BACKGROUND: Intermittent ambulatory levosimendan administration has been shown in several small randomized controlled trials to benefit patients with advanced heart failure, preventing heart failure rehospitalization and mortality. We aim to investigate the totality of high-quality evidence regarding the efficacy and safety of intermittent levosimendan in advanced heart failure patients. METHODS: Up to September 2023, we systematically reviewed the randomized controlled trials indexed in PubMed, Embase Cochrane, SCOPUS, and Web of Science. We used mean difference (MD) to estimate the continuous outcomes, and risk ratio (RR) for the dichotomous outcomes with a 95% confidence interval (CI), using the random-effects model. Ultimately, a trial sequential analysis was employed to enhance the reliability of our findings and Grading of Recommendations Assessment, Development, and Evaluation (GRADE) framework for certainty leveling. RESULTS: Fifteen randomized controlled trials with 1181 patients were included.
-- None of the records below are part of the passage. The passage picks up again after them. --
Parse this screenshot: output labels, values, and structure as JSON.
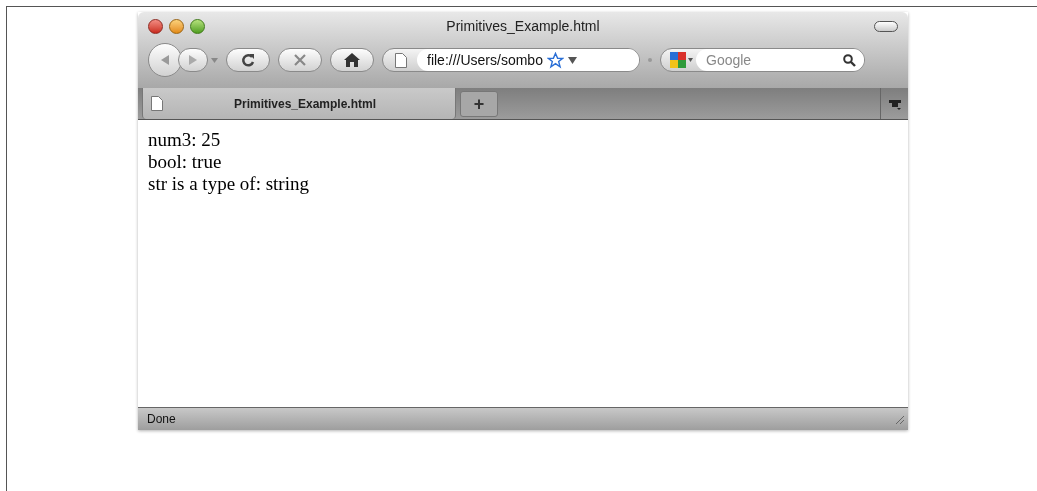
{
  "window": {
    "title": "Primitives_Example.html"
  },
  "toolbar": {
    "address": "file:///Users/sombo",
    "search_placeholder": "Google"
  },
  "tabs": [
    {
      "label": "Primitives_Example.html",
      "selected": true
    }
  ],
  "new_tab": "+",
  "content": {
    "lines": [
      "num3: 25",
      "bool: true",
      "str is a type of: string"
    ]
  },
  "status_bar": "Done"
}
Intermittent levosimendan was significantly associated with an improved left ventricular ejection fraction compared with  placebo (MD 6.39 [95% CI 3.04-9.73], P = 0.002; I2 = 75, P = 0.0005), with cumulative z-score of change after ≤ 1 week passing the monitoring boundaries, favoring the levosimendan, but did not cross the required information size. Additionally, levosimendan reduced the all-cause mortality rate (RR 0.60 [95% CI 0.40-0.90], P = 0.01; I2 = 9, P = 0.36). However, we found no difference between levosimendan and placebo in all-cause rehospitalization rate (RR 0.75 [95% CI 0.46-1.22], P = 0.25; I2 = 70, P = 0.04), event-free survival rate (RR 0.97 [95% CI 0.72-1.30], P = 0.84; I2 = 63, P = 0.03), or any adverse event (RR 1 [95% CI 0.73-1.37], P = 1.00, I2 = 0%, P = 0.70). CONCLUSION: In patients with advanced heart failure, intermittent levosimendan significantly improved left ventricular ejection fraction, brain natriuretic peptide values, and all-cause mortality rate. Levosimendan use is not associated with a change in rehospitalization or event-free survival. REGISTRATION: PROSPERO identifier number (CRD42023487838).